That Was Then

I prefer not to spend a lot of time hanging out in the past. Or rather, I tend to be very selective about it. On your first visit to my back yard, I will quite likely mention to you that the 50-foot-tall redwood tree was planted (from a sprout in a coffee can) by my sister when she was in Camp Fire Girls. If the tree were to die, on the other hand, or had to be cut down, I would be unlikely ever to talk about it, unless the subject of trees came up. Reminiscences are worth indulging in only if they connect to something that’s going on now — and preferably something marvelous, like a redwood tree.

The past is very large. The older I get, the more of it there is. And dwelling on it is depressing. A few bits are nice, and I like remembering them, but most of it, not so much. I don’t like remembering how young and vigorous I was, and I don’t like remembering all of the things I’ve screwed up in my life. It’s much nicer to just accept the past, shrug it off, and concentrate on whatever I’m doing now.

I still have a few boxes to go through of stuff that my mother left. I’m finding programs of school plays I was in in high school, of concerts that I played in youth orchestras in the 1960s. I found an essay I wrote for a college application. What I mostly remember from that period is how lonely and confused I was. Those emotions swirl around the memorabilia and make me want to toss everything out.

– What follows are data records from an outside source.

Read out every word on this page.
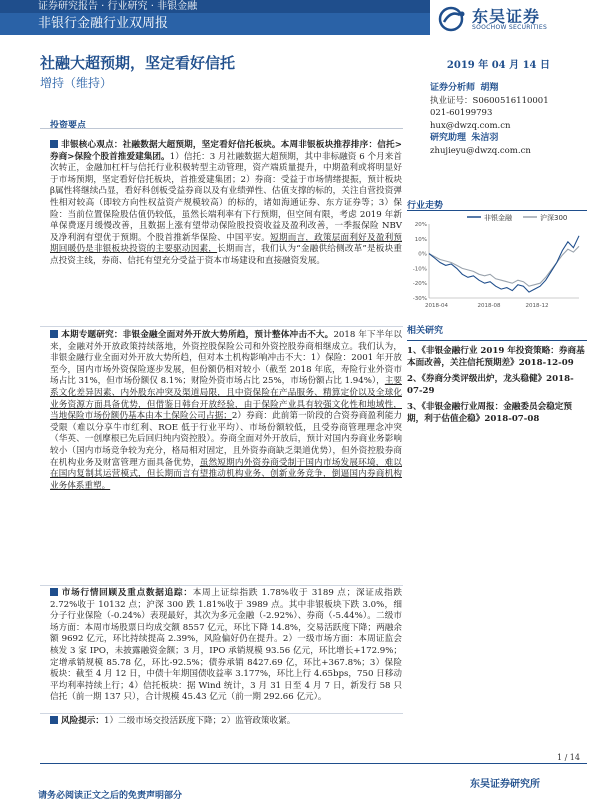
证券研究报告 · 行业研究 · 非银金融
非银行金融行业双周报	东吴证券
SOOCHOW SECURITIES
社融大超预期，坚定看好信托
增持（维持）
2019 年 04 月 14 日
证券分析师 胡翔
执业证号：S0600516110001
021-60199793
hux@dwzq.com.cn
研究助理 朱洁羽
zhujieyu@dwzq.com.cn
投资要点
非银核心观点：社融数据大超预期，坚定看好信托板块。本周非银板块推荐排序：信托>券商>保险个股首推爱建集团。1）信托：3 月社融数据大超预期，其中非标融资 6 个月来首次转正，金融加杠杆与信托行业积极转型主动管理，资产端质量提升，中期盈利或将明显好于市场预期，坚定看好信托板块，首推爱建集团；2）券商：受益于市场情绪提振，预计板块β属性将继续凸显，看好科创板受益券商以及有业绩弹性、估值支撑的标的，关注自营投资弹性相对较高（即较方向性权益资产规模较高）的标的，诸如海通证券、东方证券等；3）保险：当前位置保险股估值仍较低，虽然长端利率有下行预期，但空间有限，考虑 2019 年新单保费逐月缓慢改善，且数据上涨有望带动保险股投资收益及盈利改善，一季报保险 NBV 及净利润有望优于预期。个股首推新华保险、中国平安。短期而言，政策层面利好及盈利预期回暖仍是非银板块投资的主要驱动因素，长期而言，我们认为“金融供给侧改革”是板块重点投资主线，券商、信托有望充分受益于资本市场建设和直接融资发展。
本期专题研究：非银金融全面对外开放大势所趋，预计整体冲击不大。2018 年下半年以来，金融对外开放政策持续落地，外资控股保险公司和外资控股券商相继成立。我们认为，非银金融行业全面对外开放大势所趋，但对本土机构影响冲击不大：1）保险：2001 年开放至今，国内市场外资保险逐步发展，但份额仍相对较小（截至 2018 年底，寿险行业外资市场占比 31%，但市场份额仅 8.1%；财险外资市场占比 25%，市场份额占比 1.94%），主要系文化差异因素、内外股东冲突及渠道局限，且中资保险在产品服务、精算定价以及全球化业务资源方面具备优势，但借鉴日韩台开放经验，由于保险产业具有较强文化性和地域性，当地保险市场份额仍基本由本土保险公司占据；2）券商：此前第一阶段的合资券商盈利能力受限（难以分享牛市红利、ROE 低于行业平均）、市场份额较低，且受券商管理理念冲突（华英、一创摩根已先后回归纯内资控股）。券商全面对外开放后，预计对国内券商业务影响较小（国内市场竞争较为充分，格局相对固定，且外资券商缺乏渠道优势），但外资控股券商在机构业务及财富管理方面具备优势，虽然短期内外资券商受制于国内市场发展环境，难以在国内复制其运营模式，但长期而言有望推动机构业务、创新业务竞争，倒逼国内券商机构业务体系重塑。
市场行情回顾及重点数据追踪：本周上证综指跌 1.78%收于 3189 点；深证成指跌 2.72%收于 10132 点；沪深 300 跌 1.81%收于 3989 点。其中非银板块下跌 3.0%，细分子行业保险（-0.24%）表现最好，其次为多元金融（-2.92%）、券商（-5.44%）。二级市场方面：本周市场股票日均成交额 8557 亿元，环比下降 14.8%，交易活跃度下降；两融余额 9692 亿元，环比持续提高 2.39%，风险偏好仍在提升。2）一级市场方面：本周证监会核发 3 家 IPO，未披露融资金额；3 月，IPO 承销规模 93.56 亿元，环比增长+172.9%；定增承销规模 85.78 亿，环比-92.5%；债券承销 8427.69 亿，环比+367.8%；3）保险板块：截至 4 月 12 日，中债十年期国债收益率 3.177%，环比上行 4.65bps，750 日移动平均利率持续上行；4）信托板块：据 Wind 统计，3 月 31 日至 4 月 7 日，新发行 58 只信托（前一期 137 只），合计规模 45.43 亿元（前一期 292.66 亿元）。
风险提示：1）二级市场交投活跃度下降；2）监管政策收紧。
行业走势
非银金融	沪深300
20%
10%
0%
-10%
-20%
-30%
2018-04	2018-08	2018-12
相关研究
1、《非银金融行业 2019 年投资策略：券商基本面改善，关注信托预期差》2018-12-09
2、《券商分类评级出炉，龙头稳健》2018-07-29
3、《非银金融行业周报：金融委员会稳定预期，利于估值企稳》2018-07-08
1 / 14
东吴证券研究所
请务必阅读正文之后的免责声明部分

That’s probably what I’ll do. Since I don’t have any kids, none of it will ever be of interest to anybody but me. And I don’t want to hang out there.

In 1981 an art gallery owner in San Francisco defrauded my father and several other painters, ran off owing them money. Tonight I found copies of the lawsuit that was filed against the gallery owner. This is sad because there are so many paintings that my father did that have disappeared somewhere along the way. I don’t know who owns them. I hope somebody has them hanging on walls, here and there — I know of at least one person who has one, in Sacramento — but the underlying feeling is one of loss.

I found some 35mm slides of paintings that I no longer have or even remember, but the local copy shop doesn’t have a machine that can scan slides. Maybe I’ll be able to get them scanned somehow. Things like the slides are worth keeping, but even so, they’re tinged with a sense of loss.

I have the hospital bills for both my sister’s and my birth. I kept those, though I’m not sure why. At least there’s no sense of sadness around them — they’re just curiosities. My birth cost $96.20. The diary pages in which Mom recorded my tonsillitis, though — into the recycling bin with them.

Near the end of my father’s life, when his eyesight was failing, he became progressively disengaged from the present. He had little to do but reminisce, but the things he reminisced about were, in some sense, oddly impersonal. I don’t remember him talking about being in the Coast Guard in World War II, or about his younger years in Sacramento, or about his father’s farm in Decatur, but he became a bit obsessed with the fact that in 1931, he had played golf a couple of times with Bob Hope.

Hope was, at the time, a touring vaudeville comedian, and my father painted posters in the local theater. My theory about the golf outings is that probably my father had a car. The touring entertainers would have arrived on the train, so a backstage conversation about golfing would have had an obvious outcome. In any event, somebody in the foursome shot a hole in one, so there was a picture of them in the local paper. My father remembered the golf game and eventually sent off to the Decatur paper for a photo of the page that had the article about the golf game. He wanted to feel connected to Bob Hope.

Tonight I found the negative photo of that page, and a print of it. I figure I’ll keep it so my sister can see it (using the word “see” loosely, as her eyesight is very poor). But I can’t quite shake the feeling that my father was holding onto the wrong things. So if I’m holding onto an item that memorializes his holding onto the wrong things, what does that say about me?

The photo of the horse and wagon that his father used to take fruits and vegetables to market from the farm, though — that’s cool. I don’t mind having that. I might even have it matted and framed.